Now Wilde has had a hit on the DNA website he has been researching. A 100% match. His father. They meet up, and Wilde soon realises that his father doesn't even know he had a son and is as mystified as Wilde is by his existence.
Undaunted, Wilde continues his research for his family on DNA websites where he becomes caught up in a community of online doxxers, a secret group committed to exposing anonymous trolls.
Then one by one these doxxers start to die, and it soon becomes clear that a serial killer is targeting this secret community - and that his next victim might be Wilde himself.
When Wilde was young, he was found wandering around in the woods alone. He didn't know his name or where he came from and was put in foster care.
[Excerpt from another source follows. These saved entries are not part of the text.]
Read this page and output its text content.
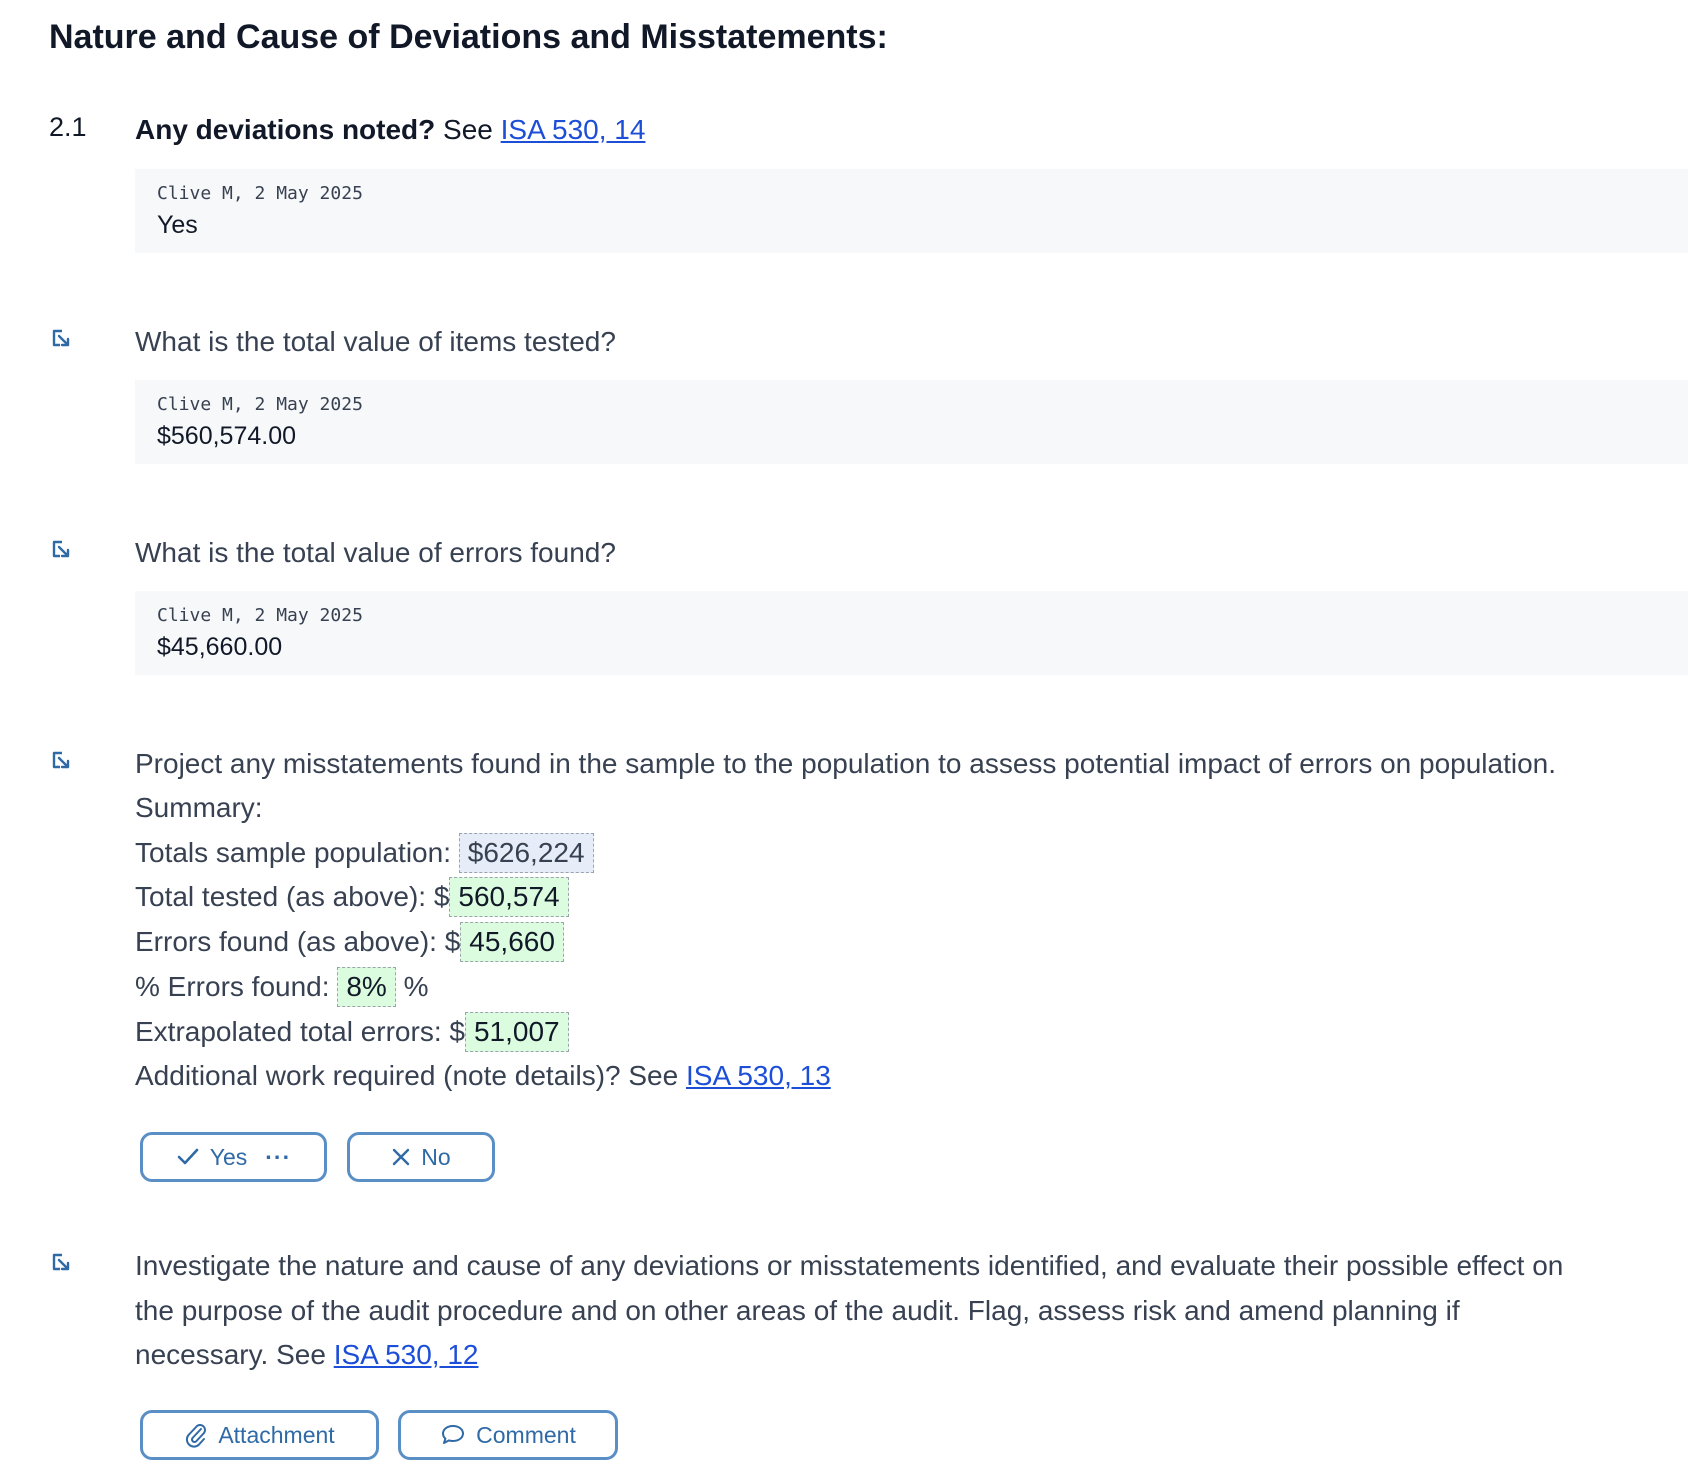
Nature and Cause of Deviations and Misstatements:
2.1 Any deviations noted? See ISA 530, 14
Clive M, 2 May 2025
Yes
What is the total value of items tested?
Clive M, 2 May 2025
$560,574.00
What is the total value of errors found?
Clive M, 2 May 2025
$45,660.00
Project any misstatements found in the sample to the population to assess potential impact of errors on population.
Summary:
Totals sample population: $626,224
Total tested (as above): $ 560,574
Errors found (as above): $ 45,660
% Errors found: 8% %
Extrapolated total errors: $ 51,007
Additional work required (note details)? See ISA 530, 13
Yes ···	No
Investigate the nature and cause of any deviations or misstatements identified, and evaluate their possible effect on
the purpose of the audit procedure and on other areas of the audit. Flag, assess risk and amend planning if
necessary. See ISA 530, 12
Attachment	Comment
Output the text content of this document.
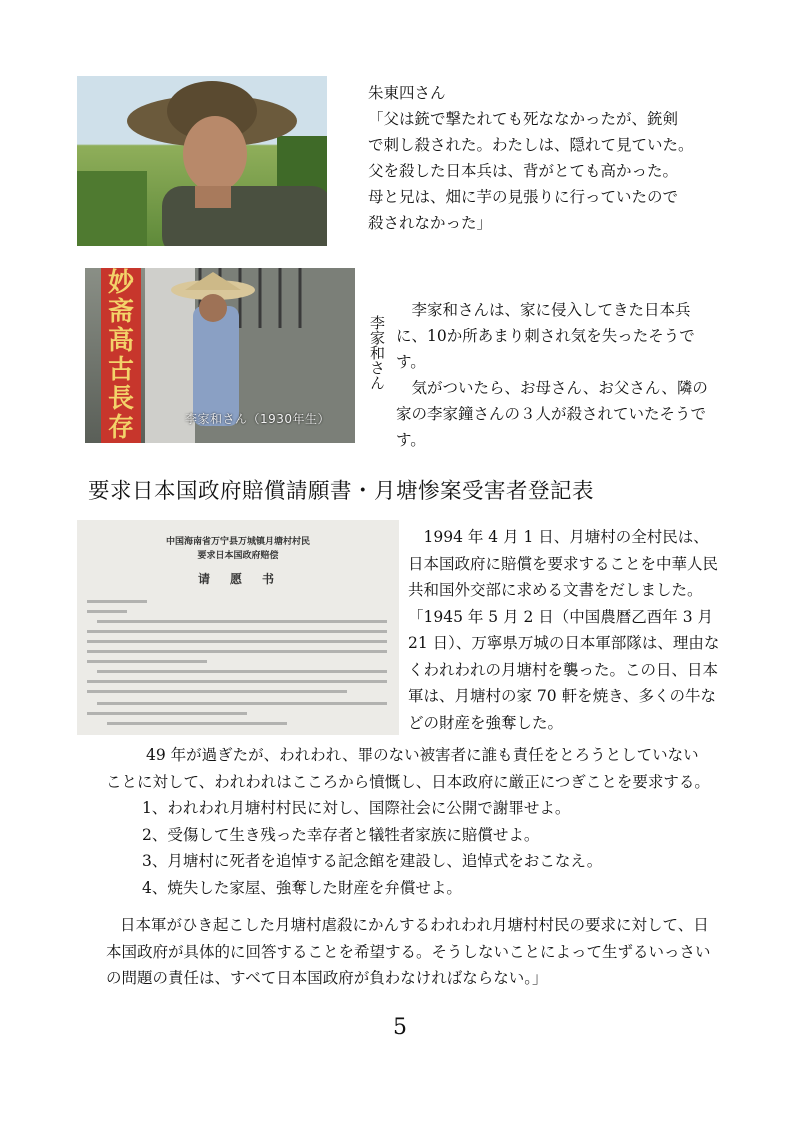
朱東四さん
「父は銃で撃たれても死ななかったが、銃剣
で刺し殺された。わたしは、隠れて見ていた。
父を殺した日本兵は、背がとても高かった。
母と兄は、畑に芋の見張りに行っていたので
殺されなかった」
妙
斋
高
古
長
存	李家和さん（1930年生）
李家和さん

李家和さんは、家に侵入してきた日本兵に、10か所あまり刺され気を失ったそうです。

気がついたら、お母さん、お父さん、隣の家の李家鐘さんの３人が殺されていたそうです。

要求日本国政府賠償請願書・月塘惨案受害者登記表
中国海南省万宁县万城镇月塘村村民
要求日本国政府赔偿
请　愿　书

1994 年 4 月 1 日、月塘村の全村民は、日本国政府に賠償を要求することを中華人民共和国外交部に求める文書をだしました。

「1945 年 5 月 2 日（中国農暦乙酉年 3 月 21 日）、万寧県万城の日本軍部隊は、理由なくわれわれの月塘村を襲った。この日、日本軍は、月塘村の家 70 軒を焼き、多くの牛などの財産を強奪した。

49 年が過ぎたが、われわれ、罪のない被害者に誰も責任をとろうとしていない
ことに対して、われわれはこころから憤慨し、日本政府に厳正につぎことを要求する。
1、われわれ月塘村村民に対し、国際社会に公開で謝罪せよ。
2、受傷して生き残った幸存者と犠牲者家族に賠償せよ。
3、月塘村に死者を追悼する記念館を建設し、追悼式をおこなえ。
4、焼失した家屋、強奪した財産を弁償せよ。
日本軍がひき起こした月塘村虐殺にかんするわれわれ月塘村村民の要求に対して、日
本国政府が具体的に回答することを希望する。そうしないことによって生ずるいっさい
の問題の責任は、すべて日本国政府が負わなければならない。」
5
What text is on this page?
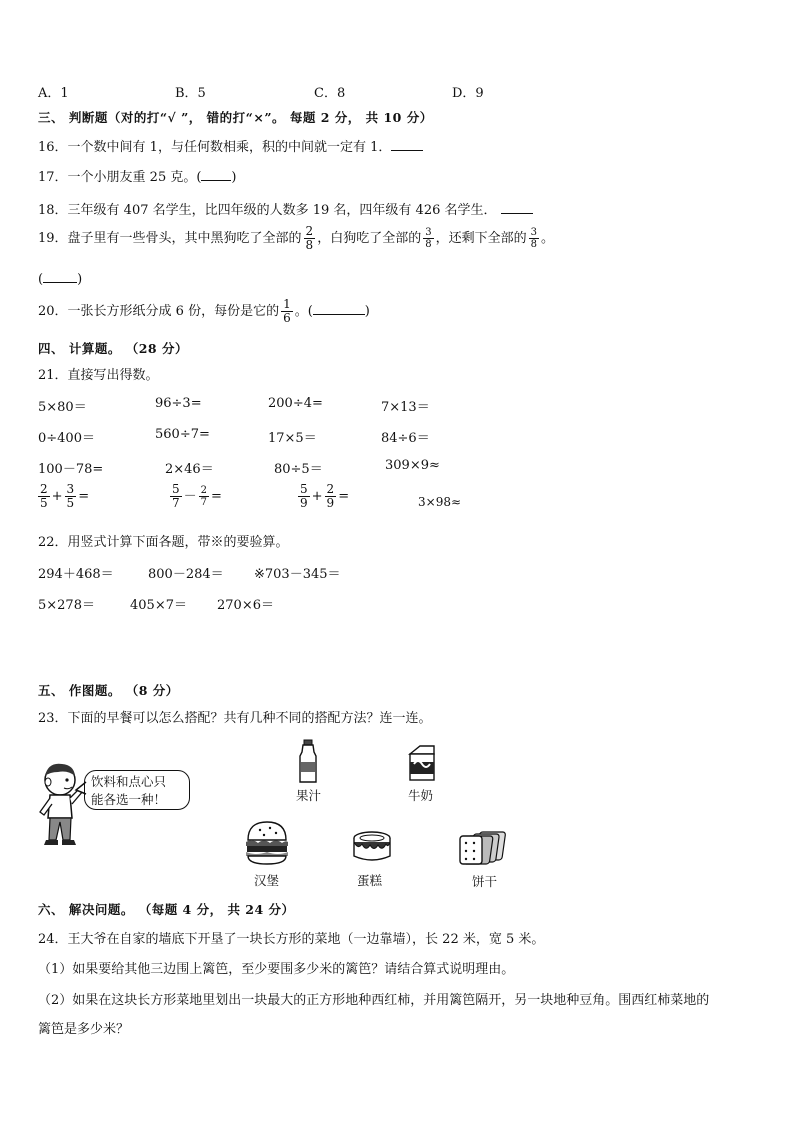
A．1	B．5	C．8	D．9
三、 判断题（对的打“√ ”， 错的打“×”。 每题 2 分， 共 10 分）
16．一个数中间有 1，与任何数相乘，积的中间就一定有 1．
17．一个小朋友重 25 克。( )
18．三年级有 407 名学生，比四年级的人数多 19 名，四年级有 426 名学生．
19．盘子里有一些骨头，其中黑狗吃了全部的 $\frac{2}{8}$ ，白狗吃了全部的 $\frac{3}{8}$ ，还剩下全部的 $\frac{3}{8}$ 。
(	)
20．一张长方形纸分成 6 份，每份是它的 $\frac{1}{6}$ 。(	)
四、 计算题。 （28 分）
21．直接写出得数。
5×80＝	96÷3=	200÷4=	7×13＝
0÷400＝	560÷7=	17×5＝	84÷6＝
100－78=	2×46＝	80÷5＝	309×9≈
$\frac{2}{5} + \frac{3}{5}$ =	$\frac{5}{7} - \frac{2}{7}$ =	$\frac{5}{9} + \frac{2}{9}$ =	3×98≈
22．用竖式计算下面各题，带※的要验算。
294＋468＝	800－284＝ ※703－345＝
5×278＝	405×7＝ 270×6＝
五、 作图题。 （8 分）
23．下面的早餐可以怎么搭配？共有几种不同的搭配方法？连一连。
饮料和点心只
能各选一种！	果汁	牛奶
汉堡	蛋糕	饼干
六、 解决问题。 （每题 4 分， 共 24 分）
24．王大爷在自家的墙底下开垦了一块长方形的菜地（一边靠墙），长 22 米，宽 5 米。
（1）如果要给其他三边围上篱笆，至少要围多少米的篱笆？请结合算式说明理由。
（2）如果在这块长方形菜地里划出一块最大的正方形地种西红柿，并用篱笆隔开，另一块地种豆角。围西红柿菜地的
篱笆是多少米？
He's lived his life basically as a loner, living in an eco-trailer in the words, though he is close to a few people including his godson, Matthew; Matthew's mother, Laila (she is the widow of his best friend, David) and Hester, David's mother. He is starting to get curious about where he came from so he sends his DNA to a site and gets a close match who he discovers is his father. They meet and and rather than causing problems for his newly found father, he doesn't contact him again.
Wilde also gets a match to a second cousin named Peter. Peter was on a reality show where he met his wife, Jenn, and they seemed like a perfect couple. But then things came out about Peter and it seemed that he can't face them and disappeared ... everyone assumes he has committed suicide. Wilde isn't sure he believes this, especially once people start getting murdered and Peter seems to be a key.
I've read a few books by this author and thought this one was okay. There was a lot going on that seemed a bit convoluted but it all came together in the end. The book is written in third person perspective, with a focus on wherever the action was. It is in first person perspective in some chapters in the killer's voice. This is the second in the "Wilde" series ... I didn't realize this when I started reading it. It worked as a stand alone, though it would be helpful to have read the first one (which I will) because there were references to things that had happened in the past. As a head's up, there is swearing.